E' una una pellicola di ambientazione e argomento insoliti: cioè un villaggio a cavallo del confine italo-jugoslavo nei pressi di Trieste nell'immediato dopoguerra, quando appunto il confine fu tracciato con la squadra, o l'accetta che dir si voglia. Il film racconta del dramma di un paesino che fu diviso a metà dal nuovo confine, e vide la propria gente divisa in due modi: fisicamente e, almeno sulle prime, anche dalla discordia e dalla rivalità che nacque tra persone che prima convivevano senza problemi. Almeno nei primi tempi, quel confine non fu molto dissimile dal muro di Berlino, mitragliate ai fuggiaschi comprese. Poi per fortuna gli animi si ammorbidirono, specie dopo la rottura tra Tito e Stalin.
Almeno nelle intenzioni, anche commerciali, questo film del giovane Luigi Zampa vorrebbe raccontare una storia di amanti divisi dal confine e dalle ideologie, ma è presto chiaro che questa vicenda viene messa da parte dagli avvenimenti che vedono protagonisti i bambini del paese.

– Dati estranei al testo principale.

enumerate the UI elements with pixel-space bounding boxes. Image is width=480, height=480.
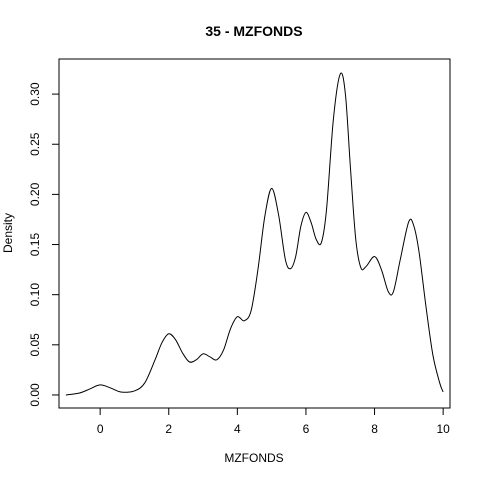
y-axis-ticks: 0.00 0.05 0.10 0.15 0.20 0.25 0.30 — [28, 82, 59, 407]
plot-area-box — [58, 58, 451, 409]
y-tick-label: 0.15 — [28, 233, 42, 257]
x-tick-label: 2 — [165, 422, 172, 436]
y-axis-label: Density — [1, 213, 15, 253]
density-series-line — [65, 72, 444, 396]
y-tick-label: 0.10 — [28, 283, 42, 307]
x-axis-ticks: 0 2 4 6 8 10 — [97, 408, 450, 436]
x-tick-label: 8 — [371, 422, 378, 436]
x-tick-label: 6 — [303, 422, 310, 436]
x-tick-label: 4 — [234, 422, 241, 436]
y-tick-label: 0.05 — [28, 333, 42, 357]
x-tick-label: 0 — [97, 422, 104, 436]
y-tick-label: 0.20 — [28, 182, 42, 206]
chart-title: 35 - MZFONDS — [205, 23, 302, 39]
y-tick-label: 0.25 — [28, 132, 42, 156]
x-axis-label: MZFONDS — [224, 451, 283, 465]
y-tick-label: 0.30 — [28, 82, 42, 106]
x-tick-label: 10 — [436, 422, 450, 436]
y-tick-label: 0.00 — [28, 383, 42, 407]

Il loro dramma, e secondariamente quello degli amanti, viene presentato come paradigma della sofferenza di un'intera popolazione, che in quegli anni subì sventure assortite: dall'occupazione tedesca con l'unico campo di concentramento in Italia, alla successiva tragedia delle foibe ad opera dell'esercito di Tito, e quindi con quel confine tracciato da personaggi a cui poco importava di quel paesino tagliato esattamente a metà. In generale, la pellicola (sceneggiata dal cattolico Piero Tellini) spezza una lancia a favore della convivenza pacifica di due popoli fratelli, che le ideologie hanno diviso. I comunisti vengono presentati in modo negativo, ma pure i nostalgici fascisti. In particolare, si punta il dito sui seminatori di discordia di entrambi i fronti, che tentarono di spargere odio tra coloro che rimasero in Jugoslavia e gli altri in Italia. Il confine stesso, con la sua sola presenza, sembra aizzare le popolazioni l'una contro l'altra.

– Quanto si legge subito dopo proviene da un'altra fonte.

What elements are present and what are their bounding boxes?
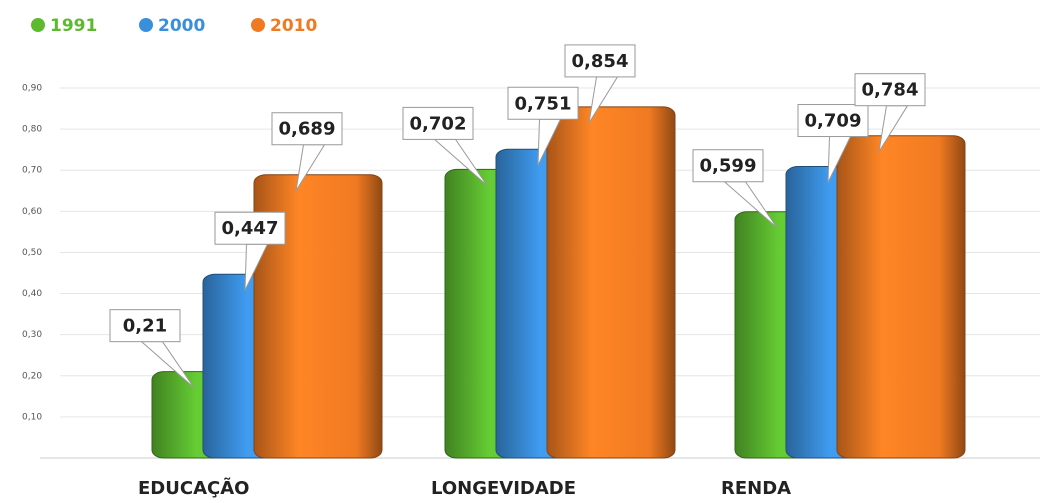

Complessivamente è un film discreto, a tratti un po' semplicistico, ma pure sentito e convinto di quello che vuole dire. Si possono perdonare certe ingenuità, come i bambini del Carso che portano nomi meridionali (Pasqualino, Gaspare, ecc.); va anche detto che Zampa non è un regista adatto ai drammi o al neorealismo, e la sua carriera successiva lo avrebbe confermato.
Enzo Stajola, ex-ladro di biciclette, presto ruba la scena ai due amanti e finisce per diventare il protagonista. Raf Vallone, col suo sguardo torbido e il volto legnoso, è bravo, ma il suo personaggio è relegato allo sfondo.
In complesso è da vedere, anche come testimonianza storica.